Jorge Klor de Alva and Mark Schneider make the argument.
many of the richest universities in the country–sitting on hundreds of millions, if not billions, of dollars in tax exempt endowments, and garnering tens of millions of dollars of tax deductible gifts every year–receive government subsidies through current tax laws that dwarf anything received by public colleges and universities, institutions that educate the majority of the nation’s low- and middle-class students. For example, we estimate that in 2013, Princeton University’s tax-exempt status generated more than $100,000 per full-time equivalent student in taxpayer subsidies, compared to around $12,000 per student at Rutgers
University (the state flagship)
However, the flaw is not that rich educational institutions benefit more than other educational institutions from tax exemptions. The flaw is that our tax system has designated certain institutions as morally superior to others because they claim non-profit status.
The essay that I wrote on this topic is one of my favorites.
Other tax issues might be moot if instead of taxing income or profits we shifted to a tax on the consumption of goods and services. Such a tax system would place profit-seeking firms and nonprofits on an equal footing. It would continue to exempt donations from tax, but it would equally exempt other forms of saving and investment.
But endowments aren’t for the most part consumed and education is an investment, so no change then?
How can state subsidized schools complain about private schools not having their donations taxed (or the returns from investing those donations)?
It is also bizarre that state schools are even allowed to haveendowments. Can public high schools have endowments? How about the Game and Fish department? Or Job Services? It doesn’t seem prudent that each little fiefdom has its own sovereign wealth fund.
The biggest problem with tax exemptions and deductions is that they come with a huge string attached: the favor of the state.
Everybody knows that if you say or do the ‘wrong’ thing (the thing the state doesn’t like), or fail to do the thing the state wants you to do ‘voluntarily’ (so that what would otherwise be prohibited doesn’t run afoul of the State Action Doctrine), then they can decide to investigate you and remove your tax-exempt status, which makes you uncompetitive vs. your tax-exempt peers, which can spell doom for your institution.
Provocative numbers to be sure, but their methods look unforgivably shoddy.

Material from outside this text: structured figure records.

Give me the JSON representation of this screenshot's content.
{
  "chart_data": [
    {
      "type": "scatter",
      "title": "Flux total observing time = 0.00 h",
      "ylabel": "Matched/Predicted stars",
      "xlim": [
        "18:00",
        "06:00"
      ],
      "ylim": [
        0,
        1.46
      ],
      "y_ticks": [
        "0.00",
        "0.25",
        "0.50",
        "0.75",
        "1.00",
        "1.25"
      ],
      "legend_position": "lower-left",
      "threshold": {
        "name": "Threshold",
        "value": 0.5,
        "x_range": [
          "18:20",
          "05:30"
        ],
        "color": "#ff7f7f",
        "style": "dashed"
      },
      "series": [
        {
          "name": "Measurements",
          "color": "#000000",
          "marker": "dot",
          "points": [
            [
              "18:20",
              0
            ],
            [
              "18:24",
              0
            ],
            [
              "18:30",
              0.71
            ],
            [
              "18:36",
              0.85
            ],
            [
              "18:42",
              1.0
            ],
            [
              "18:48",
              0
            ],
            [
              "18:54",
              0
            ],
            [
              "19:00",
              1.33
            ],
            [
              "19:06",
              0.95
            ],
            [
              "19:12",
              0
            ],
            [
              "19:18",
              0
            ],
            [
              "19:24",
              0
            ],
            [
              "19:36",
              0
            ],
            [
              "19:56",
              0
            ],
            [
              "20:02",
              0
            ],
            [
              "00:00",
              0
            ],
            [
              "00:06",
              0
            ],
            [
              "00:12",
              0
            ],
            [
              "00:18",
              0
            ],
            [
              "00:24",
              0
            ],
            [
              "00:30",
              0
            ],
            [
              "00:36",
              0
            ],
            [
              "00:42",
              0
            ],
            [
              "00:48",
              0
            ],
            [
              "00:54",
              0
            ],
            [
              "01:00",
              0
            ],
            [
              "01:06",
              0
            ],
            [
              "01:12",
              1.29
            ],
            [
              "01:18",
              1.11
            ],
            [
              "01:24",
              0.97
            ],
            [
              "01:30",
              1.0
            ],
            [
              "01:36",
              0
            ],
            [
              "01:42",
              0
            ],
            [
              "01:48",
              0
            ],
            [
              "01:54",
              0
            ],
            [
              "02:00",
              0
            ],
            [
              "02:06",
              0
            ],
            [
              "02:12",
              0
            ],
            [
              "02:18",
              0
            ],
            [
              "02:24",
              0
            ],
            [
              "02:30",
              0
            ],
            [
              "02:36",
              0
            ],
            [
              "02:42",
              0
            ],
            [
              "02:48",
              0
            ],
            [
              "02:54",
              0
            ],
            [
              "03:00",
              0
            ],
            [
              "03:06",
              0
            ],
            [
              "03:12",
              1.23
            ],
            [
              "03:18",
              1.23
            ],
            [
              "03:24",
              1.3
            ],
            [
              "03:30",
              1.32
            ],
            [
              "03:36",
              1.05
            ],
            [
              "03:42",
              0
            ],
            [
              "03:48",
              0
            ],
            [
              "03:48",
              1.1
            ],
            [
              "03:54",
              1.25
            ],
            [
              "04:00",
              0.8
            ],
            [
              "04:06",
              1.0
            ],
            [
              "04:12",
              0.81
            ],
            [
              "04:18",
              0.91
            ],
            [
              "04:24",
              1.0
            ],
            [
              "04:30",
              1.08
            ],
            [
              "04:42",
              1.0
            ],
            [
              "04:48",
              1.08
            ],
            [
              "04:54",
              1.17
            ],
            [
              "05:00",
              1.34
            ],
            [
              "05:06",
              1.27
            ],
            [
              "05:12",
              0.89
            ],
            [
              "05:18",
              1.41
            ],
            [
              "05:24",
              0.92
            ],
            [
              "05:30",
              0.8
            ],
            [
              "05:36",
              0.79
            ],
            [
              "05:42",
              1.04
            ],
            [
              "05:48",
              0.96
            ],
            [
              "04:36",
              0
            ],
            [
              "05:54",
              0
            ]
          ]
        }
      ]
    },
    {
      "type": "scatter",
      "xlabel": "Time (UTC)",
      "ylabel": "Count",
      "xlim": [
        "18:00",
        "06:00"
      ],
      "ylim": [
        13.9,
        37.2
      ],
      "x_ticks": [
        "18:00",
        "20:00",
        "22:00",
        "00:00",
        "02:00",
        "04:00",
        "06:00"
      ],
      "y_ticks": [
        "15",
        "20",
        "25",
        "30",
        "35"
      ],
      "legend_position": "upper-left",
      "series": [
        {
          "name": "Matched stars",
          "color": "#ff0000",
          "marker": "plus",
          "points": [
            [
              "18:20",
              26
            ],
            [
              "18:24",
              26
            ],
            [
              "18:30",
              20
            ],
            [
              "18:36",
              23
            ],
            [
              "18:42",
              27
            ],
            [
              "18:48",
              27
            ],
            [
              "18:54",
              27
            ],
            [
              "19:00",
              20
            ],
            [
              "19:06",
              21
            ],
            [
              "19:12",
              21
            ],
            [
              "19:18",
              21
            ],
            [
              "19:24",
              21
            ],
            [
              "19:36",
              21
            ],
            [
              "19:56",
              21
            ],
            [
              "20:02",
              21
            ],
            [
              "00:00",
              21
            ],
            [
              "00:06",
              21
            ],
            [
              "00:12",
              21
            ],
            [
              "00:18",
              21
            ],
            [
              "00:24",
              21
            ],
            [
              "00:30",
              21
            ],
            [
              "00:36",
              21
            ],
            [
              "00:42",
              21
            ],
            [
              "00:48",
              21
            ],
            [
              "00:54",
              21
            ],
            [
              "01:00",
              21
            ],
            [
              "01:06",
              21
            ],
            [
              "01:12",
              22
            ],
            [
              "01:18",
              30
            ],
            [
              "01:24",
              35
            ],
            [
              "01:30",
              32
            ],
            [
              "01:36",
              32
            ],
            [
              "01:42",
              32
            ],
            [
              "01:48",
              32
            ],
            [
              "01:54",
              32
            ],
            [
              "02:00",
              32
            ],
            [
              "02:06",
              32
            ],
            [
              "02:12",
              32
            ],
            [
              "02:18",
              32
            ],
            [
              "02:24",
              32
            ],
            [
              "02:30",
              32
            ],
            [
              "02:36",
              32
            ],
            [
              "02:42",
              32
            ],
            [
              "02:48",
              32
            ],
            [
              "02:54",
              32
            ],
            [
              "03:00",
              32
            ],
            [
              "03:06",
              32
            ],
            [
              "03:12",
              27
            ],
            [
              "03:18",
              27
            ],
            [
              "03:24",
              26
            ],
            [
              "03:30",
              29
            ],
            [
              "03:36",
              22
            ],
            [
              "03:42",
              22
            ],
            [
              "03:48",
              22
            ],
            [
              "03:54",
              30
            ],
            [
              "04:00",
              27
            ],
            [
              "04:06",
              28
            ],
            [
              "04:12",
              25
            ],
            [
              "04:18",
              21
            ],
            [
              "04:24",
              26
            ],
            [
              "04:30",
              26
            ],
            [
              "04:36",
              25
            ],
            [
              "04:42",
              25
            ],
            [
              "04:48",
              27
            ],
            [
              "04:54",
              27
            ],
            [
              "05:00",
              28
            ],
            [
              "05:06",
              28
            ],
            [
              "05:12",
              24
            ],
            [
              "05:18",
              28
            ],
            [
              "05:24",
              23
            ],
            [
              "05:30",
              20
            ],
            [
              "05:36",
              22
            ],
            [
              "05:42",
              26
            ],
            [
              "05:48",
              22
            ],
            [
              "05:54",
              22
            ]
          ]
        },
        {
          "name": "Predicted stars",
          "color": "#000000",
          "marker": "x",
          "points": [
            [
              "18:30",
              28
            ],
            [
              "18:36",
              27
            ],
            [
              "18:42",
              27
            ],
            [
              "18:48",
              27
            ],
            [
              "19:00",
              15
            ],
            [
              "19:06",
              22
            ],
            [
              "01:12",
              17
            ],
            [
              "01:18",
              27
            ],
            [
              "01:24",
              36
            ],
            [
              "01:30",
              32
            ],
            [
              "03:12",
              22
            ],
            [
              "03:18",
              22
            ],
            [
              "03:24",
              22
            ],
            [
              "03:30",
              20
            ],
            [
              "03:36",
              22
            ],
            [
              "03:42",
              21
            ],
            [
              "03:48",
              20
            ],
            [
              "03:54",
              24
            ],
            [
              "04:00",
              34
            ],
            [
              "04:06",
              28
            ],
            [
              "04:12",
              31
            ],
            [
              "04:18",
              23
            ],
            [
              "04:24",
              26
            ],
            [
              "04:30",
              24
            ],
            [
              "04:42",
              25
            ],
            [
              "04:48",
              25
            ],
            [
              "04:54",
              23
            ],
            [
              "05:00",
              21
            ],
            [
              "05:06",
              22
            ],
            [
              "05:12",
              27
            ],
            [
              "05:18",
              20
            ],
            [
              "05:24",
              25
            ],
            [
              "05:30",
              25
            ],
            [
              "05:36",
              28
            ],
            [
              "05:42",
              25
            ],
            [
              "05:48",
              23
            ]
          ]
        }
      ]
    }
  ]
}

Based on their Appendix A, the authors looked at a table of endowments and compared 2013 with 2014 and simply multiply the difference by a combined capital gains tax rate.
Two glaring problems: (1) they ignore that much of the endowment growth is due to new giving, not capital gains; and (2) they compare for a single year in which endowment growth happened to be substantially above average across the board.
Re (1), would the authors seriously suggest that Yeshiva, (which spent down its endowment between 2013 and 2014 according to the table they reference) had a *negative* subsidy?